Attraktiv und begehrt zu sein, wird damit zum Fundament eines stabilen Selbstbewusstseins. Nie zuvor in der Geschichte hätten Menschen so stark die Anerkennung der anderen gebraucht, um sich wertvoll zu fühlen, meint Illouz. Ich bin begehrenswert, also bin ich.
Das Gegenstück zum Bedürfnis nach Anerkennung und der Suche nach Bestätigung in erotischen und sexuellen Beziehungen bildet allerdings der hohe Stellenwert, den heute Selbstständigkeit, Autonomie und Selbstverwirklichung genießen. „Morgen könnte ich jemand anderes sein, der ich heute nicht bin“, formuliert Illouz. Wie kann ich unter diesen Umständen Treue versprechen? Weil die einzigartige Subjektivität des Einzelnen und sein freier Wille als Quelle der Gefühle gelten, wird es schwierig, vom anderen ein Versprechen zu erwarten, das weit in die Zukunft reicht.
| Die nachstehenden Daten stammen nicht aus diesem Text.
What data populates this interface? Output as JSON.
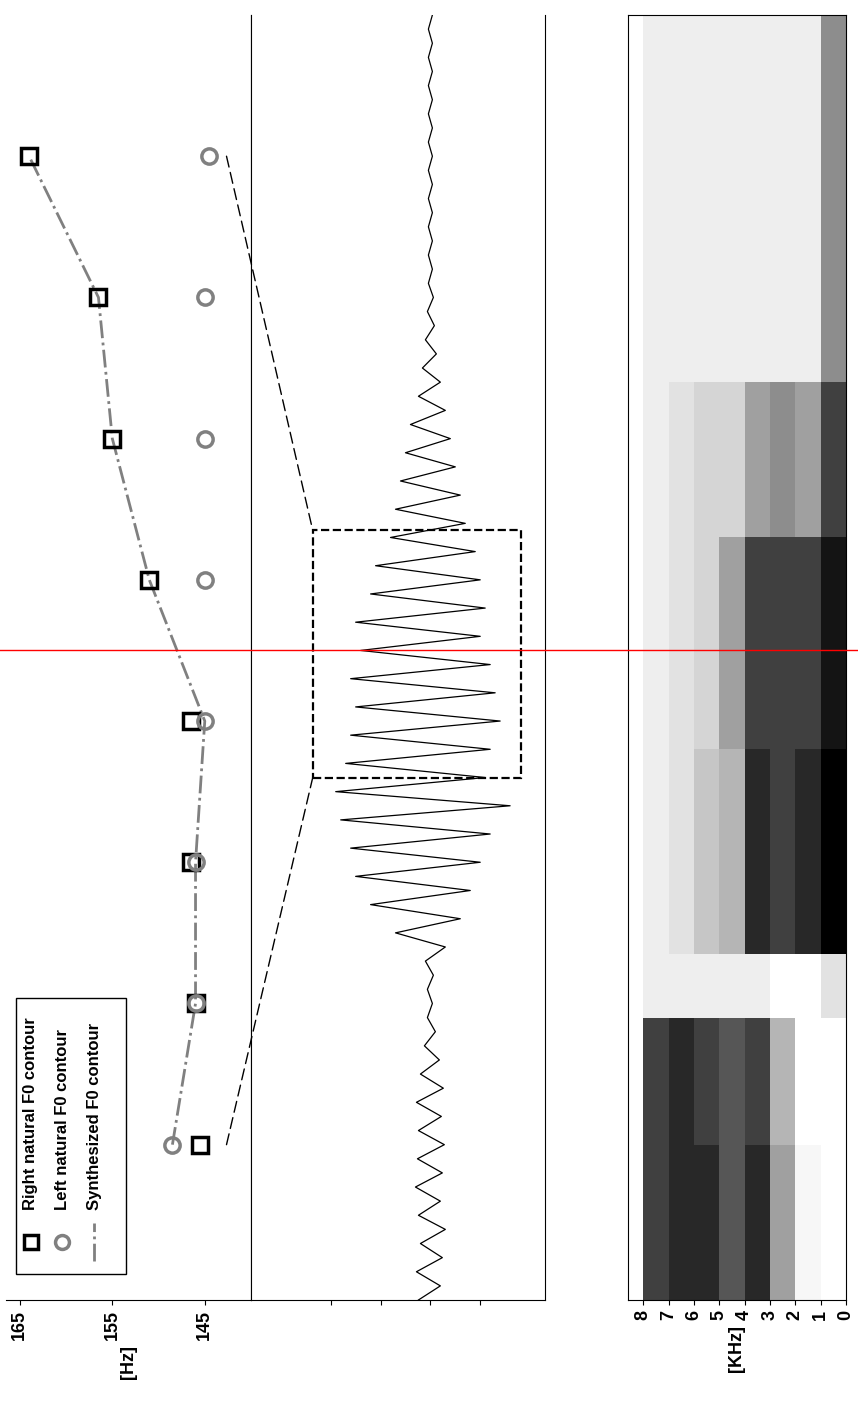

Zumindest in den Interviews, die die Soziologin mit zahlreichen heterosexuellen Frauen und Männern der Mittelschicht geführt hat, sind es eher die Männer, die auf ihre Freiheit pochen und ihren Marktwert an der Anzahl ihrer Eroberungen messen. Und die Frauen, die sich mehr Verbindlichkeit wünschen – gleichzeitig aber ein schlechtes Gefühl dabei haben, weil auch sie das Ideal der Autonomie hoch ansetzen. Ratgeber wie „Wenn Frauen zu sehr lieben“ greifen nach Ansicht von Illouz aber viel zu kurz, weil sie den Frauen nur pragmatisch raten, sich etwas mehr zurückzunehmen. Die gängige „Venus-und-Mars“-Theorie wiederum bausche Unterschiede zwischen den Geschlechtern unzulässig auf und erkläre sie ohne jeden Beweis für „natürlich“. Die Soziologin hält mehr davon, das Leiden beider Geschlechter an der Liebe zu lindern, indem seine gesellschaftlichen Grundlagen verständlich werden. Es dürfe kein Tabu sein, den neoliberalen Freiheitskult zu diskutieren, der nicht allein in der Wirtschaft herrsche, sondern auch im „persönlichen, emotionalen und sexuellen Bereich“.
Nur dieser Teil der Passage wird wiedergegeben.